CHICAGO: Soybean futures on the Chicago Board of Trade plunged 3.4 percent on Friday, their biggest daily slide in 7-1/2 months, on long liquidation and risk aversion amid concerns about the health of the global economy, traders said.
* Benchmark July soybeans broke below its 40-day moving average, erasing strong gains notched a day earlier after a bullish government forecast for US soy ending stocks.
* For the week, CBOT soybeans unofficially fell 4.8 percent, the second straight weekly drop and the biggest since late November.
* Commodity sector under pressure as Greece appeared unable to form a government and Chinese data came in unexpectedly weak, fuelling fears of a global economic slowdown.
* Markets also rattled by an unexpected $2 billion trading loss at Wall Street giant JP Morgan, which pushed jittery investors away from risky assets.
* Funds held a record-large net long position in CBOT soybeans in the latest CFTC reporting week, leaving the market open to bouts of long liquidation.
* Favorable US crop weather lent pressure, supporting prospects for large US crops.
* USDA confirmed sales of 139,500 tonnes of US soybeans to unknown destinations for 2011/12 delivery.
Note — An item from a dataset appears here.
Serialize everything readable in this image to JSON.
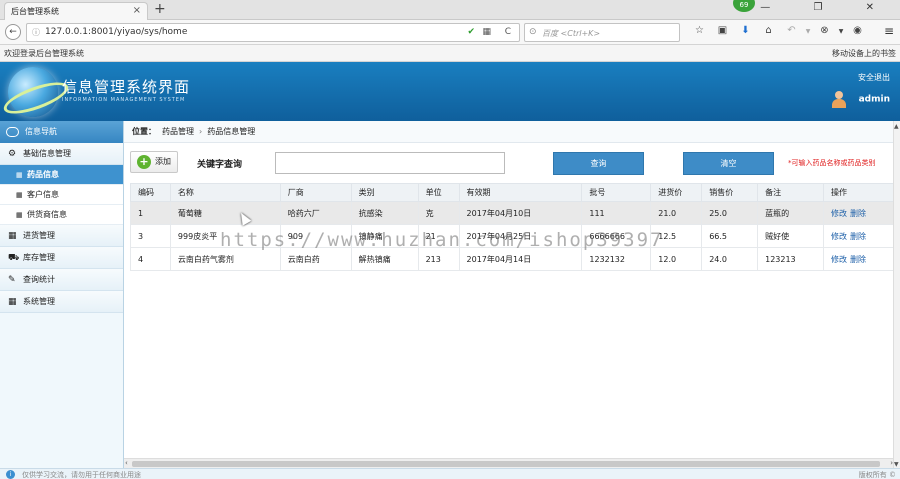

* Workers at one of Argentina's biggest grains ports lifted a strike and agreed to respect a Labor Ministry order for talks to resolve the pay dispute, union and industry sources said.
* Ahead of NOPA's April US soy crush data due out Monday, the average analyst estimate was 134.8 million bushels, compared with NOPA's March figure of 140.534 million bu. Analyst estimates for April ranged from 128.5 million to 144 million bushels.